Tout (ou presque) est à construire

Aussi, chacun leur tour, les acteurs du tourisme sont en train de se positionner sur le créneau. Une quinzaine de tour-opérateurs présents en France proposent dès-à-présent des circuits en Iran. Côté transporteur, Air France opère, depuis avril dernier, trois vols par semaine entre Paris et Téhéran, et la compagnie a par ailleurs réouvert une agence dans la capitale iranienne.

Peut-on parler, à ce stade, d’un eldorado touristique ? En réalité, pas vraiment. Les réseaux de transport et les complexes hôteliers en Iran sont largement insuffisants pour répondre à une arrivée massive de touristes. En 2012, le pays ne comptait que 200 000 places-lits. Un chiffre largement en deçà des besoins (à titre d’exemple, la Norvège compte 516 000 places-lits pour 5 millions de touristes annuels).

Des problèmes structurels qui freinent l’émergence du marché

C’est pourquoi le Gouvernement se presse d’accélérer la modernisation des infrastructures de tourisme. Les promoteurs s’activent pour construire des hôtels, et d’ores et déjà plusieurs chaines internationales, dont AccorHotels, annoncent l’ouverture prochaine d’établissements dans le pays. Côté transport, la société Aéroports de Paris (ex ADP) a été sollicitée il y a quelques temps pour moderniser les aérogares, en prévision du développement du trafic aérien.
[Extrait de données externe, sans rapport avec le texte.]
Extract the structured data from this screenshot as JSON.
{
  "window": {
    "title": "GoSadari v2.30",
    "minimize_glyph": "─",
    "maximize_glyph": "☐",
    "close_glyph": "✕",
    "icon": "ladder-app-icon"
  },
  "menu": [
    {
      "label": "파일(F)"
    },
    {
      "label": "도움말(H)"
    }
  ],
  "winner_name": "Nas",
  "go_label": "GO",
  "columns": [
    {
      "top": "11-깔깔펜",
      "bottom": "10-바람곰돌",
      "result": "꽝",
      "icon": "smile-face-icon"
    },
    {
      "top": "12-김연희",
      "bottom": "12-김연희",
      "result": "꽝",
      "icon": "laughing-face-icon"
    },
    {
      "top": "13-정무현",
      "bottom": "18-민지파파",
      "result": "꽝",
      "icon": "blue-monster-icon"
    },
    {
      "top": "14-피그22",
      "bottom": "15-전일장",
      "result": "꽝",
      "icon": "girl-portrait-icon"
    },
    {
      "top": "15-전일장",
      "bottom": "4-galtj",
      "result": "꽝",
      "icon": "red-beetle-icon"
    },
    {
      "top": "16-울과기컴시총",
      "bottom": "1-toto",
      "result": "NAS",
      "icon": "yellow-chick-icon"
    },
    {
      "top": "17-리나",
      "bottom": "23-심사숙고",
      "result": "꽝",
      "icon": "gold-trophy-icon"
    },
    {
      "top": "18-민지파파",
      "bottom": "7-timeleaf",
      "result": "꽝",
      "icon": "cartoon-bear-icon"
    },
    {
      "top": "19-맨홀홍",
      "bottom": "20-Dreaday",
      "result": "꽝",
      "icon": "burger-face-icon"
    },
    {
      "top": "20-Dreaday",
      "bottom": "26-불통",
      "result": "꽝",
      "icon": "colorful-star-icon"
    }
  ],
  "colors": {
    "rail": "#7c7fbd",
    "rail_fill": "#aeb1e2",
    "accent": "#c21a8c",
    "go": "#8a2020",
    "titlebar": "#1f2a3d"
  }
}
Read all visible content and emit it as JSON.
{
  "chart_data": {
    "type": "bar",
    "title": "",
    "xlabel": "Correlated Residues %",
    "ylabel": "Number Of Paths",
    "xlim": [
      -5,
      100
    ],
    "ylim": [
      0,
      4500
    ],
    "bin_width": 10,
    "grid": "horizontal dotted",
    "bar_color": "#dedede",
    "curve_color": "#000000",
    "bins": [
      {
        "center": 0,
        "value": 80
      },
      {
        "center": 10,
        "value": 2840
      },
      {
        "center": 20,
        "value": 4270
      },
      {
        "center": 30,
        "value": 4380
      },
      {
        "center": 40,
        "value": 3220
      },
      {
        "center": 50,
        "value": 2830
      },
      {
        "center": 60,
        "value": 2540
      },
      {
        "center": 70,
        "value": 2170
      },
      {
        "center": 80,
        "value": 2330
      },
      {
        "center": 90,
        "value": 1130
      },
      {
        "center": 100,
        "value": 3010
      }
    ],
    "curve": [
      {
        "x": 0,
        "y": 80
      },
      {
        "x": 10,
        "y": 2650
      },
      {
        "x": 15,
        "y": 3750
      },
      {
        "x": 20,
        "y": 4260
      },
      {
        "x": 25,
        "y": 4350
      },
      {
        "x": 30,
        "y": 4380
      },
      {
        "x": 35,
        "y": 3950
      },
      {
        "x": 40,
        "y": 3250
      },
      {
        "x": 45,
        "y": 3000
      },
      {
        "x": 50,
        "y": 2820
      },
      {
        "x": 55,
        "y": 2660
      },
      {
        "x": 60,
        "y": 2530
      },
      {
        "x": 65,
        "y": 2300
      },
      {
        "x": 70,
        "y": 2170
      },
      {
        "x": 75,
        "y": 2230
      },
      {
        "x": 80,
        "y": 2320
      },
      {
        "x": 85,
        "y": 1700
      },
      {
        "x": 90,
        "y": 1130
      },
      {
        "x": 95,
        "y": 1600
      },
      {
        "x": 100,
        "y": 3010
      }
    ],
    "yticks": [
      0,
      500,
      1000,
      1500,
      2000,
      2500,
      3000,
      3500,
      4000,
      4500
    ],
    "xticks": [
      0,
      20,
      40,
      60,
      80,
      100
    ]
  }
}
Beaucoup reste à faire. D’autant qu’au delà du manque de places-lits, le pays souffre d’autres problèmes structurels. L’impossibilité d’utiliser des cartes de crédits internationales sur place, la complexité des procédures d’obtention de visa, notamment pour les ressortissants français … Le pouvoir iranien a encore du pain sur la planche.

Par ailleurs, si certains voient dans l’Iran une alternative aux pays du Moyen-Orient, il n’attirera certainement pas la même quantité de touristes. Pour l’instant, cette destination ne s’adresse qu’à une certaine catégorie de touristes. Des touristes en attente de visites culturelles ou de paysages naturels. Dans un pays où le voile est obligatoire pour les femmes et où l’alcool est interdit, les autres formes de tourisme, notamment le tourisme balnéaire, ne sont pas (encore) prêts de se développer.